Replies are listed 'Best First'.
Re: Parser help
by pc88mxer (Vicar) on Jun 26, 2008 at 14:50 UTC
    In your second while look, don't use array variables (@MMDDdata, @Stages1, etc.) Use scalars (same names but prefixed with a $):
    while (<DATA>) { my ($MMDDdata, $Stages1, $LAT1, ...) = unpack($ormat1, $_); last if (!defined($LAT2)); print OUT "$MMDDdata 0000 $LAT1 $LONG1 ...\n"; }
      i still get this error x outside of string at TC-parcer.pl line 58, <DATA> line 2.
        unpack is for parsing binary files. For example the 'x' in your $format doesn't parse a space but a real byte 0x00 nowhere to be found in your example data. I don't say it is not possible to use unpack to parse text files, but it is like using a soldering iron to repair your wrist watch.

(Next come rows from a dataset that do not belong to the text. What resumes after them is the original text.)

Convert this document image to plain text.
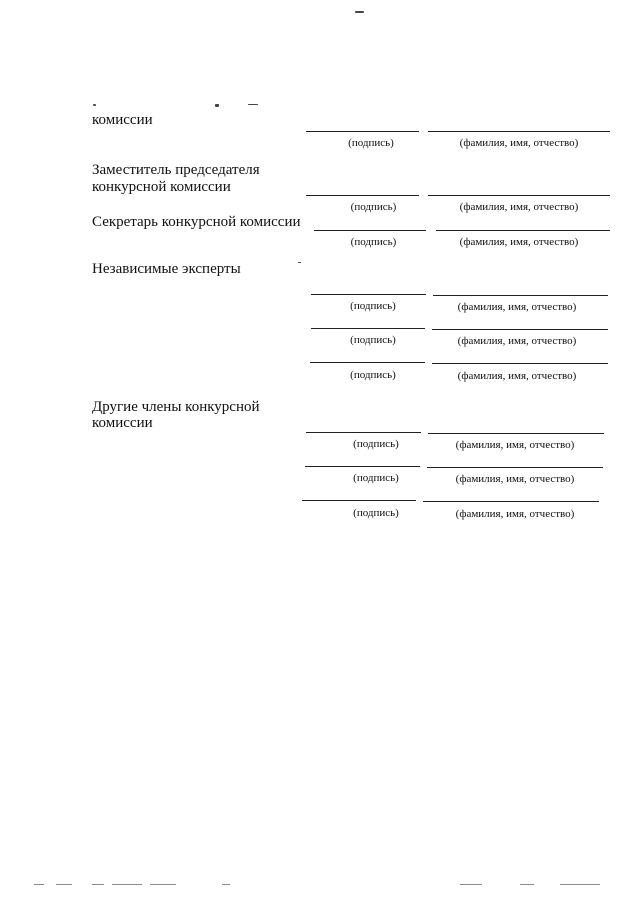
комиссии
(подпись)	(фамилия, имя, отчество)
Заместитель председателя
конкурсной комиссии
(подпись)	(фамилия, имя, отчество)
Секретарь конкурсной комиссии
(подпись)	(фамилия, имя, отчество)
Независимые эксперты
(подпись)	(фамилия, имя, отчество)
(подпись)	(фамилия, имя, отчество)
(подпись)	(фамилия, имя, отчество)
Другие члены конкурсной
комиссии
(подпись)	(фамилия, имя, отчество)
(подпись)	(фамилия, имя, отчество)
(подпись)	(фамилия, имя, отчество)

        You seem to have some other misconceptions about unpack. Your line 40 makes no sense. The assignment of ($1,$3,$5,$7... to the variables will not influence the assignement from unpack later to only pick the first, third and so on of the parsed items

        Use regexes instead. For example your title line can be parsed by

        ($CardNo, $MMDD, $YY, $StormNo, $TotalNo, $Name, $XING, $SSS)= m{^(\d+)\s+ (\d\d/\d\d) /(\d+)\s+ #the date M=(\d+)\s+ (\d+)\s+ SNBR=\s*(\d+)\s+ (.+) \s* # arbitrary name or NO NAME XING=(\d+)\s+ SSS=(d+) \s* $}x;
        (I assumed here that instead of NO NAME any arbitrary string could be in that place)

        Note that I use \s+ to parse a space. That makes the parsing more robust, because it doesn't matter if there is a tab character instead of a space or more than one space. Also I use \s* in places where spaces are optional

        m{} is the same as //, it is just nicer if you have a '/' to parse, you don't need to escape it. The x lets me use spaces and comments in the regex

        I kept the regex simple, you should be able to construct the regex for the other lines from this. Just read some more about regexes in a good perl book or online documentation.